Nature got me. Got me good. While in an important meeting at work, I started feeling a bit itchy behind my knees. Later, a rash showed up. Slowly at first. Then faster. Looking for the cause, I blamed the dog, who recently had a bout of ring-worm. Not the dog. Food? Soap? Nope. And then I remembered an odd looking plant I pulled the week before and another one like it still growing in a planter outside. Not a bad looking plant for being POISON. Poison sumac. Yep, here in Houston it grows.
And the rash got worse, moving up my arm, down my legs and chest. I only remember pulling that sumac up with one hand. How could it get so bad? That same day, I had also crawled behind the blueberries to pull weeds. I failed to notice the viney plant growing through one scorched blueberry. Poison Ivy. Oh, yeah: TWO poison plants in the yard!
I am no flat-lander. I spent a large part of my youth in the deserts and mountains of the Southwest hunting, hiking and backpacking. I know poison oak well. But I never reacted to it. I reckon my number was up.
The teenage sons who live in my house, eat my food and make demands of me did not recognize it even though one is an Eagle Scout and the other a Star Scout. Their excuse was that they didn’t think such things grew in people’s YARDS. Knuckle heads. But I get it. I am always on the lookout for these nasty things but only in the woods.
I let my guard down. I got cocky. I lost awareness of my surroundings, just like those poor, but deserving, rats that that die in the traps of Darth Victorus. I deserved what I got.
Now you may have been itchy in your life: a leg cast, a fly bite, ring worm, etc. But there is no itch like the urushiol itch (the allergenic resin). This is torch to flesh itch. This is Paul’s hand in the Bene Geserit box itch. This is drive-into-a-bridge-abutment itch. I would have bathed in any hideous concoction, endured any cold, smeared on any foul, effeminate cream for relief.

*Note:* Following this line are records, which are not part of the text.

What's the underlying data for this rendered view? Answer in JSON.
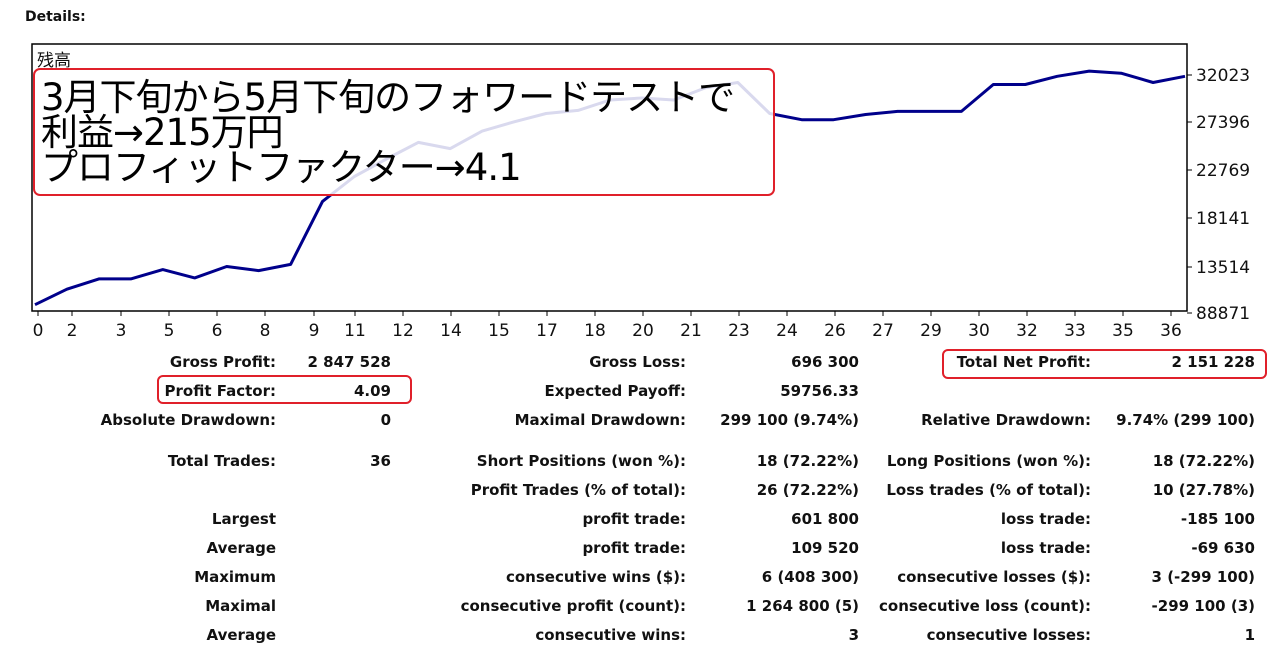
{
  "details_title": "Details:",
  "chart_data": {
    "type": "line",
    "y_axis_label": "残高",
    "y_ticks": [
      "32023",
      "27396",
      "22769",
      "18141",
      "13514",
      "88871"
    ],
    "x_ticks": [
      "0",
      "2",
      "3",
      "5",
      "6",
      "8",
      "9",
      "11",
      "12",
      "14",
      "15",
      "17",
      "18",
      "20",
      "21",
      "23",
      "24",
      "26",
      "27",
      "29",
      "30",
      "32",
      "33",
      "35",
      "36"
    ],
    "series": [
      {
        "color": "#00008b",
        "x": [
          0,
          1,
          2,
          3,
          4,
          5,
          6,
          7,
          8,
          9,
          10,
          11,
          12,
          13,
          14,
          15,
          16,
          17,
          18,
          19,
          20,
          21,
          22,
          23,
          24,
          25,
          26,
          27,
          28,
          29,
          30,
          31,
          32,
          33,
          34,
          35,
          36
        ],
        "y": [
          9800,
          11300,
          12300,
          12300,
          13200,
          12400,
          13500,
          13100,
          13700,
          19800,
          22200,
          23900,
          25500,
          24900,
          26600,
          27500,
          28300,
          28600,
          29600,
          29800,
          29600,
          30800,
          31300,
          28300,
          27700,
          27700,
          28200,
          28500,
          28500,
          28500,
          31100,
          31100,
          31900,
          32400,
          32200,
          31300,
          31900
        ]
      }
    ]
  },
  "overlay_lines": [
    "3月下旬から5月下旬のフォワードテストで",
    "利益→215万円",
    "プロフィットファクター→4.1"
  ],
  "stats": {
    "gross_profit_label": "Gross Profit:",
    "gross_profit": "2 847 528",
    "gross_loss_label": "Gross Loss:",
    "gross_loss": "696 300",
    "total_net_profit_label": "Total Net Profit:",
    "total_net_profit": "2 151 228",
    "profit_factor_label": "Profit Factor:",
    "profit_factor": "4.09",
    "expected_payoff_label": "Expected Payoff:",
    "expected_payoff": "59756.33",
    "absolute_drawdown_label": "Absolute Drawdown:",
    "absolute_drawdown": "0",
    "maximal_drawdown_label": "Maximal Drawdown:",
    "maximal_drawdown": "299 100 (9.74%)",
    "relative_drawdown_label": "Relative Drawdown:",
    "relative_drawdown": "9.74% (299 100)",
    "total_trades_label": "Total Trades:",
    "total_trades": "36",
    "short_positions_label": "Short Positions (won %):",
    "short_positions": "18 (72.22%)",
    "long_positions_label": "Long Positions (won %):",
    "long_positions": "18 (72.22%)",
    "profit_trades_label": "Profit Trades (% of total):",
    "profit_trades": "26 (72.22%)",
    "loss_trades_label": "Loss trades (% of total):",
    "loss_trades": "10 (27.78%)",
    "largest_label": "Largest",
    "largest_profit_label": "profit trade:",
    "largest_profit": "601 800",
    "largest_loss_label": "loss trade:",
    "largest_loss": "-185 100",
    "average_label": "Average",
    "average_profit_label": "profit trade:",
    "average_profit": "109 520",
    "average_loss_label": "loss trade:",
    "average_loss": "-69 630",
    "maximum_label": "Maximum",
    "max_consec_wins_label": "consecutive wins ($):",
    "max_consec_wins": "6 (408 300)",
    "max_consec_losses_label": "consecutive losses ($):",
    "max_consec_losses": "3 (-299 100)",
    "maximal_label": "Maximal",
    "maximal_consec_profit_label": "consecutive profit (count):",
    "maximal_consec_profit": "1 264 800 (5)",
    "maximal_consec_loss_label": "consecutive loss (count):",
    "maximal_consec_loss": "-299 100 (3)",
    "average2_label": "Average",
    "avg_consec_wins_label": "consecutive wins:",
    "avg_consec_wins": "3",
    "avg_consec_losses_label": "consecutive losses:",
    "avg_consec_losses": "1"
  }
}
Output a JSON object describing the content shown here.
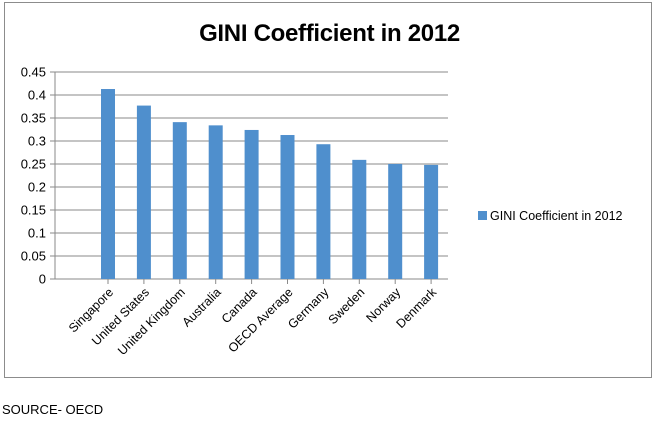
{
  "chart_data": {
    "type": "bar",
    "title": "GINI Coefficient in 2012",
    "xlabel": "",
    "ylabel": "",
    "categories": [
      "Singapore",
      "United States",
      "United Kingdom",
      "Australia",
      "Canada",
      "OECD Average",
      "Germany",
      "Sweden",
      "Norway",
      "Denmark"
    ],
    "series": [
      {
        "name": "GINI Coefficient in 2012",
        "values": [
          0.413,
          0.377,
          0.341,
          0.334,
          0.324,
          0.313,
          0.293,
          0.259,
          0.25,
          0.248
        ]
      }
    ],
    "ylim": [
      0,
      0.45
    ],
    "yticks": [
      "0",
      "0.05",
      "0.1",
      "0.15",
      "0.2",
      "0.25",
      "0.3",
      "0.35",
      "0.4",
      "0.45"
    ],
    "ytick_values": [
      0,
      0.05,
      0.1,
      0.15,
      0.2,
      0.25,
      0.3,
      0.35,
      0.4,
      0.45
    ],
    "grid": "horizontal",
    "legend_position": "right",
    "colors": {
      "bar": "#4f8fcd",
      "grid": "#8a8a8a",
      "axis": "#8a8a8a",
      "frame": "#8c8c8c"
    }
  },
  "footer": {
    "source": "SOURCE- OECD"
  }
}
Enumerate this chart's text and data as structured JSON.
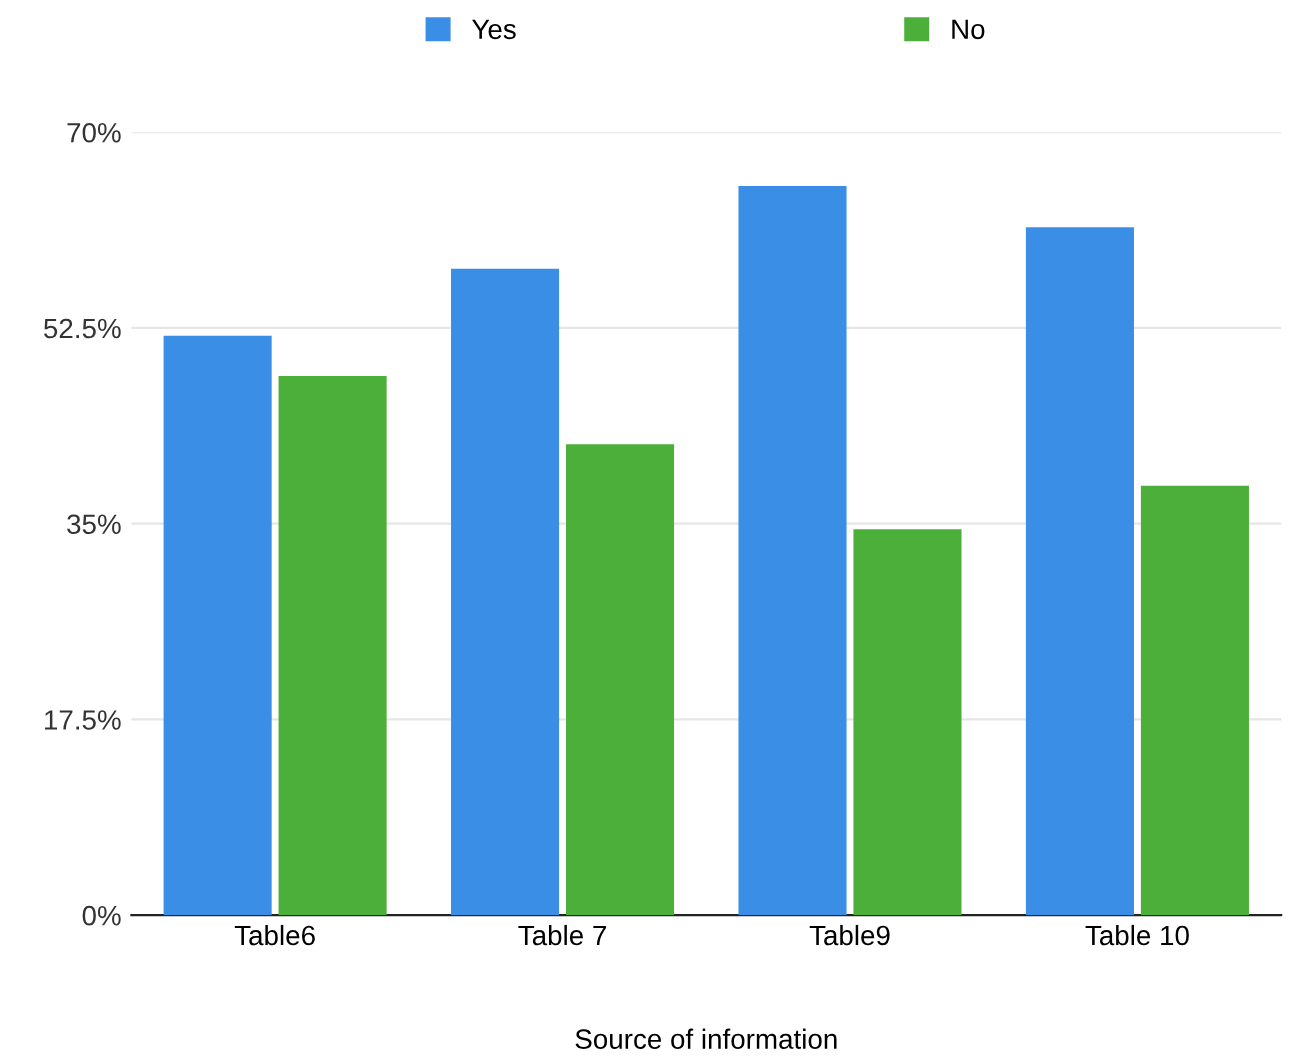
{
  "chart_data": {
    "type": "bar",
    "xlabel": "Source of information",
    "categories": [
      "Table6",
      "Table 7",
      "Table9",
      "Table 10"
    ],
    "series": [
      {
        "name": "Yes",
        "color": "#3a8ee6",
        "values": [
          51.8,
          57.8,
          65.2,
          61.5
        ]
      },
      {
        "name": "No",
        "color": "#4caf3a",
        "values": [
          48.2,
          42.1,
          34.5,
          38.4
        ]
      }
    ],
    "ylim": [
      0,
      70
    ],
    "yticks": [
      {
        "value": 0,
        "label": "0%"
      },
      {
        "value": 17.5,
        "label": "17.5%"
      },
      {
        "value": 35,
        "label": "35%"
      },
      {
        "value": 52.5,
        "label": "52.5%"
      },
      {
        "value": 70,
        "label": "70%"
      }
    ],
    "grid": "y",
    "legend": "top"
  }
}
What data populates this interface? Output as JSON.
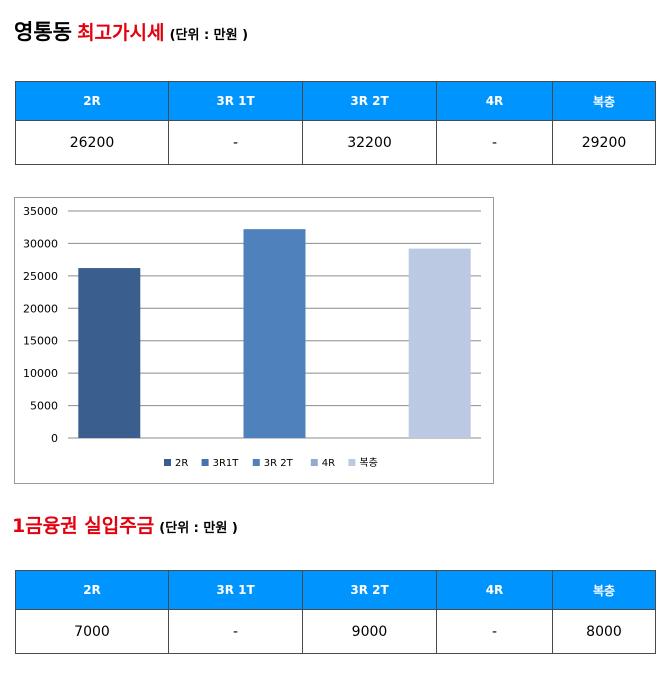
{
  "section1": {
    "title": "영통동",
    "subtitle": "최고가시세",
    "unit": "(단위 : 만원 )",
    "headers": [
      "2R",
      "3R 1T",
      "3R 2T",
      "4R",
      "복층"
    ],
    "values": [
      "26200",
      "-",
      "32200",
      "-",
      "29200"
    ]
  },
  "chart_data": {
    "type": "bar",
    "categories": [
      "2R",
      "3R1T",
      "3R 2T",
      "4R",
      "복층"
    ],
    "values": [
      26200,
      null,
      32200,
      null,
      29200
    ],
    "colors": [
      "#3a5f8f",
      "#4673b0",
      "#4f81bd",
      "#94abd1",
      "#bcc9e2"
    ],
    "yticks": [
      0,
      5000,
      10000,
      15000,
      20000,
      25000,
      30000,
      35000
    ],
    "ylim": [
      0,
      35000
    ],
    "grid": true,
    "legend_position": "bottom"
  },
  "section2": {
    "title": "1금융권 실입주금",
    "unit": "(단위 : 만원 )",
    "headers": [
      "2R",
      "3R 1T",
      "3R 2T",
      "4R",
      "복층"
    ],
    "values": [
      "7000",
      "-",
      "9000",
      "-",
      "8000"
    ]
  }
}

Forget sleep. Sleep was a lost toy under the couch gathering lint from afghans long unraveled. Sheets turned into 180 grit sandpaper and my clothes became ribbons of emery cloth from a Taft welding truck with the driver, a guy named Earl, sawing them to and fro as I walked.
My only relief was jumping in the pool a few times a day. But I had to shower quick or the salt would bring on the itch. A cold shower, mind you.
I am thankful for the experience. I was getting too comfortable, all rashless and rested. But now I am delayed in my fall planting.
Nature cares only to fill every void with as much life as can fit, dry or moist, dark or light. She loves every space, every canyon and abyssal plain. She loves all the earth and forsakes no land or water.
Within my domain, I will plant again, sweat, fight rats and weeds, and fret over sun and frost. God said:
Thorns also and thistles shall it bring forth to thee; and thou shalt eat the herb of the field; In the sweat of thy face shalt thou eat bread, till thou return unto the ground; for out of it wast thou taken: for dust thou art, and unto dust shalt thou return.
BRING IT ON!
Oh no! Only someone who has suffered through that can truly understand your misery. I’ve been there, man. Get thee to a doctor for steroids!